Характеристика исторических и источниковедческих воззрений К. Н. Бестужева-Рюмина, данная Н. Л. Рубинштейном (1897–1963) в фундаментальном труде «Русская историография» (1941), абсолютно созвучна приведенной выше характеристике позитивизма Р. Дж. Коллингвуда, сформулированной примерно в те же годы:
С позитивизмом его [К. Н. Бестужева-Рюмина] связывает и основное требование «объективного» научного знания в его крайней формалистической интерпретации <…>. Объективность знания заключается далее в формальной выверенности конкретного фактического материала. В его представлении задача историка – собирать и проверять основной фактический материал.
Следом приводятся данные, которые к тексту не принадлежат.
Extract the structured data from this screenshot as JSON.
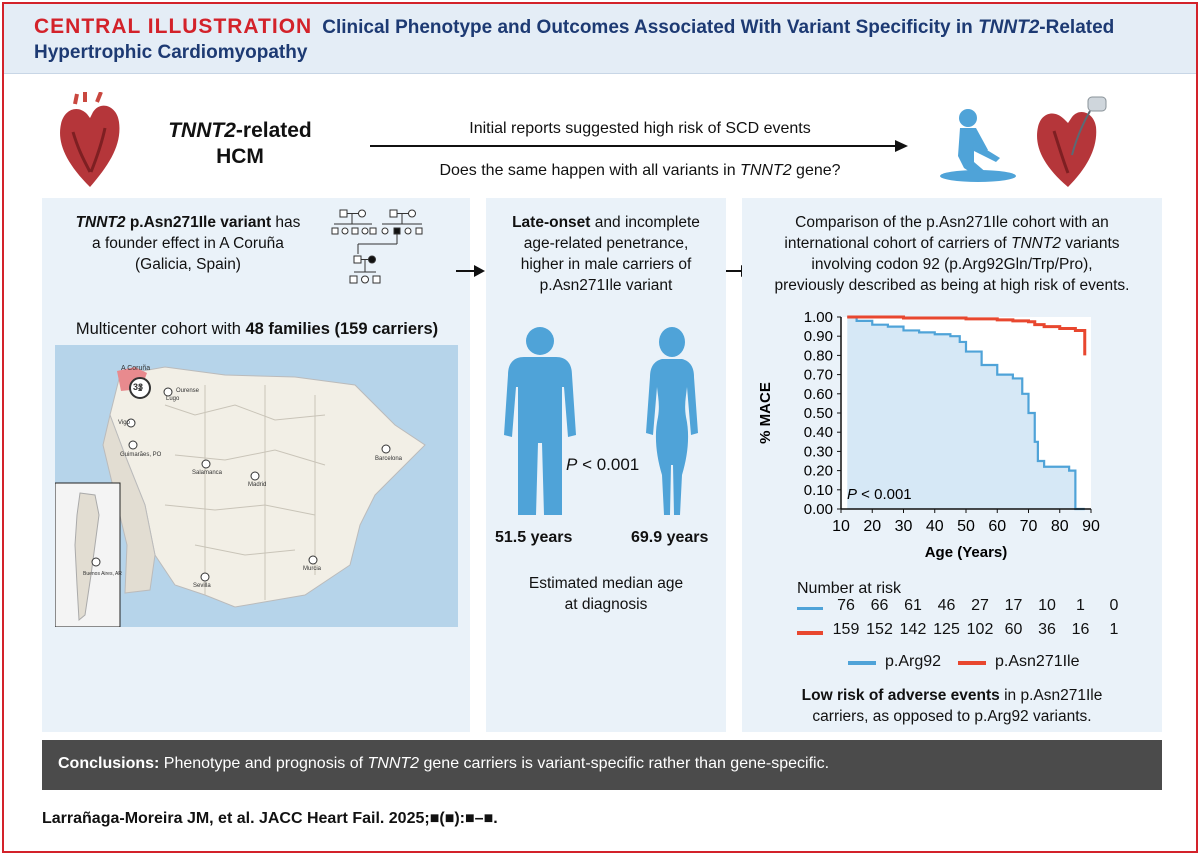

Его основной большой труд – «Русская история» – является простым сводом выверенных фактических сведений по русской истории <…>. Этот формально-объективистский взгляд на задачи исторического исследования выливается у Бестужева-Рюмина в своеобразное источниковедческое направление всего исторического изучения [здесь и далее выделено мной. – М. Р.]. Осмысление самой истории как исторического процесса подменяется прежде всего вопросами техники исследования, задачами собирания и изучения исторических источников и материалов. Позднейшие воспоминания С. Ф. Платонова, а также письма А. Е. Преснякова свидетельствуют об отрицательном отношении Бестужева-Рюмина к постановке больших исторических вопросов, о его стремлении в самой педагогической работе направлять историческое исследование в сторону источниковедческой тематики <…>. Неслучайно <…> при этом историографическое значение самого Бестужева-Рюмина связано прежде всего с его источниковедческой работой <…>. Источниковедческое рассмотрение вопроса получило определяющее значение для всего построения «Русской истории» Бестужева-Рюмина. Основная задача историка в его понимании и основное значение всей его работы состояло в сведении воедино всего источниковедческого материала и в подытоживании всей исторической литературы по каждому отдельному вопросу. В его «Русской истории» единственная часть, сохранившая до известной степени свое значение, – это ее «Введение», посвященное источникам русской истории[44].